From any other direction, all those lights on the runway are basically invisible, at 2-5nm you’ll see them, but by this point you’re almost on top of the runway (if you’re 2 miles out, you’ll be there in 60 seconds and due to your altitude it’ll be practically directly below the plane visually).

Land or Touch and Go?

My instructor gave me an option, this would likely be my last night flight for a while, so I was in no rush to end the lesson:   Touch and Go.

I flew the circuit, lined up and handed over the controls.

My instructor did a very good landing, back on with the power, got us up to 1000ft and then handed the controls back to me.    I got to do the circuit and again line it up, flaps down, around 200ft handing the controls back.
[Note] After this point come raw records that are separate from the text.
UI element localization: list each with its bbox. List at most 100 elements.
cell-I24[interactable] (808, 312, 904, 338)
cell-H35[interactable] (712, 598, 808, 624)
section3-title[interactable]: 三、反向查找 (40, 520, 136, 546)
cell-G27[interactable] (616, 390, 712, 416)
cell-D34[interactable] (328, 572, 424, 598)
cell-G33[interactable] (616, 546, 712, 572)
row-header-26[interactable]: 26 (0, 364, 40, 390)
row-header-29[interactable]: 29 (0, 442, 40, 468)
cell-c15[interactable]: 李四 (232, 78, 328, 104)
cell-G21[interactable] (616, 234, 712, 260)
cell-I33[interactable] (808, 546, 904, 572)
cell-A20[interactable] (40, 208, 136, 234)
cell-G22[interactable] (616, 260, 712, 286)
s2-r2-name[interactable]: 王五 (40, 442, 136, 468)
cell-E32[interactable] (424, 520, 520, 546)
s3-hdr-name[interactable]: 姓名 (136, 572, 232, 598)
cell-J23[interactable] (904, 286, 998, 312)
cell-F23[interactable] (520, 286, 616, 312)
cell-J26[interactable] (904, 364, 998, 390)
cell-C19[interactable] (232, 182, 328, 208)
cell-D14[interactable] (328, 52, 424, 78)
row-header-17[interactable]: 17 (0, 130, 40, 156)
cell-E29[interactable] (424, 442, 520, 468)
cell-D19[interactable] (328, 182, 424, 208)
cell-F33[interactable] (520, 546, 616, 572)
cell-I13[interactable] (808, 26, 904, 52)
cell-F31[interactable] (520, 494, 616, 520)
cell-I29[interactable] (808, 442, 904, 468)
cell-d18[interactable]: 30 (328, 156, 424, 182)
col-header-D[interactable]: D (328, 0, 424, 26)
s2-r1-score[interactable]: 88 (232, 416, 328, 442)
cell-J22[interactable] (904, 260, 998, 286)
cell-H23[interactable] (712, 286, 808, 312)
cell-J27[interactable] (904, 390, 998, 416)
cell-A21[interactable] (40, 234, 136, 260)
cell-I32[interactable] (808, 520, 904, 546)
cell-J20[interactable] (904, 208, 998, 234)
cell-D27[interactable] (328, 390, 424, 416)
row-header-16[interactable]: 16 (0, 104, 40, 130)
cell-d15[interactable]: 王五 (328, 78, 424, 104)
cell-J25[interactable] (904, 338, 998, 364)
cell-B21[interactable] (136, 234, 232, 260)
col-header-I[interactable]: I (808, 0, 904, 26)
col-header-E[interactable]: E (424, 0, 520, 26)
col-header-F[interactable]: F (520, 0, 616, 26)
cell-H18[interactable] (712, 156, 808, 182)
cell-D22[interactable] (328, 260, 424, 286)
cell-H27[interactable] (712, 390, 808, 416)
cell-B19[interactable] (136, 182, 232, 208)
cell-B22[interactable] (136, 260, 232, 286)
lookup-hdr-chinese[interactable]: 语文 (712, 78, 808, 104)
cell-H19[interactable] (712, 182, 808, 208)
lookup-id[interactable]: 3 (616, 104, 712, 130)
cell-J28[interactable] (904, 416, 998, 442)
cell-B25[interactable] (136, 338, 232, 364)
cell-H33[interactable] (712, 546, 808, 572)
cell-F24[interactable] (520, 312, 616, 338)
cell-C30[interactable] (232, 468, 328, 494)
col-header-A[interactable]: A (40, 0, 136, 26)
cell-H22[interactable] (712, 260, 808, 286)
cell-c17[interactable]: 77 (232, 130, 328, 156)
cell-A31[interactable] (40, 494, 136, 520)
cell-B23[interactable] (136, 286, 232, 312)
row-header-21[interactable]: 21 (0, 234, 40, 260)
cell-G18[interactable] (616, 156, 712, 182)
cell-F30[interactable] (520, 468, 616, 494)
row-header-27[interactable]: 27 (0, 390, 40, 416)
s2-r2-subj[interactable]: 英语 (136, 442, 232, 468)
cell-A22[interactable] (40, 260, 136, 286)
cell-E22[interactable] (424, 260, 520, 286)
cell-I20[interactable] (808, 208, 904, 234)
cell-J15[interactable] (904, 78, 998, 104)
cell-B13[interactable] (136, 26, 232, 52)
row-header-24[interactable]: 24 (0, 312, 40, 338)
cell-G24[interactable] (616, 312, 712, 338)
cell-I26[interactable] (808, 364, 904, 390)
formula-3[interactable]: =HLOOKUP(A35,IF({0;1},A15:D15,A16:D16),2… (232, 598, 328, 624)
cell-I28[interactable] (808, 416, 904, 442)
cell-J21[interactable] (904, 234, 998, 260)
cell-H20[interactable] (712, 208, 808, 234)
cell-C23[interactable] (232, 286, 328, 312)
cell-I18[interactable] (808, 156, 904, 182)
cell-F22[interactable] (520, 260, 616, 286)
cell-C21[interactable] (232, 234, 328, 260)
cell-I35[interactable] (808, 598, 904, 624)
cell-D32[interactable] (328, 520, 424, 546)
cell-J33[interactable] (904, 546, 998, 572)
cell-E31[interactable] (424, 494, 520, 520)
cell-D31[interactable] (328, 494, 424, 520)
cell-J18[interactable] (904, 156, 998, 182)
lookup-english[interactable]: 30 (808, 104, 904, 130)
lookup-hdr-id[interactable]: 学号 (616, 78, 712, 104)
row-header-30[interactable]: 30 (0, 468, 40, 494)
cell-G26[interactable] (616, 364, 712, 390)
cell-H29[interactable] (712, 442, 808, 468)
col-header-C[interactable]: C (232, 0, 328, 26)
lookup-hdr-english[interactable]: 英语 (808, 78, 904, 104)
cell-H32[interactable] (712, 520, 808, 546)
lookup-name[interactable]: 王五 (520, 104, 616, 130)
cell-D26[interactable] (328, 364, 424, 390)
We had a massive tailwind on the approach, even with the flaps down and all the power off, we were still coming in at 90knots (65knots it the typical landing speed).

But my instructor did another stella job of touching down and then it was over to me again to taxi us home and try and find the parking bay.

Overall:  Go try it!

If you’ve got enough hours under you to be able to fly straight and level, climb/descend & turn.   I’d recommend you nag a flight instructor near you to let you go for an experience of flying at night.

I truly enjoyed this lesson, almost all the flying was done by me and it was really enjoyable to not have a lesson where the objective was to learn X, but to actually just go and put what I knew into practice and go sightseeing.

There is masses I still have to learn, but the occasional “just for fun” lesson is really worth doing.

……..speaking of which, I’m starting to miss the Extra 200, thinking I’d seriously like to be back up in the clubs Extra maybe in January.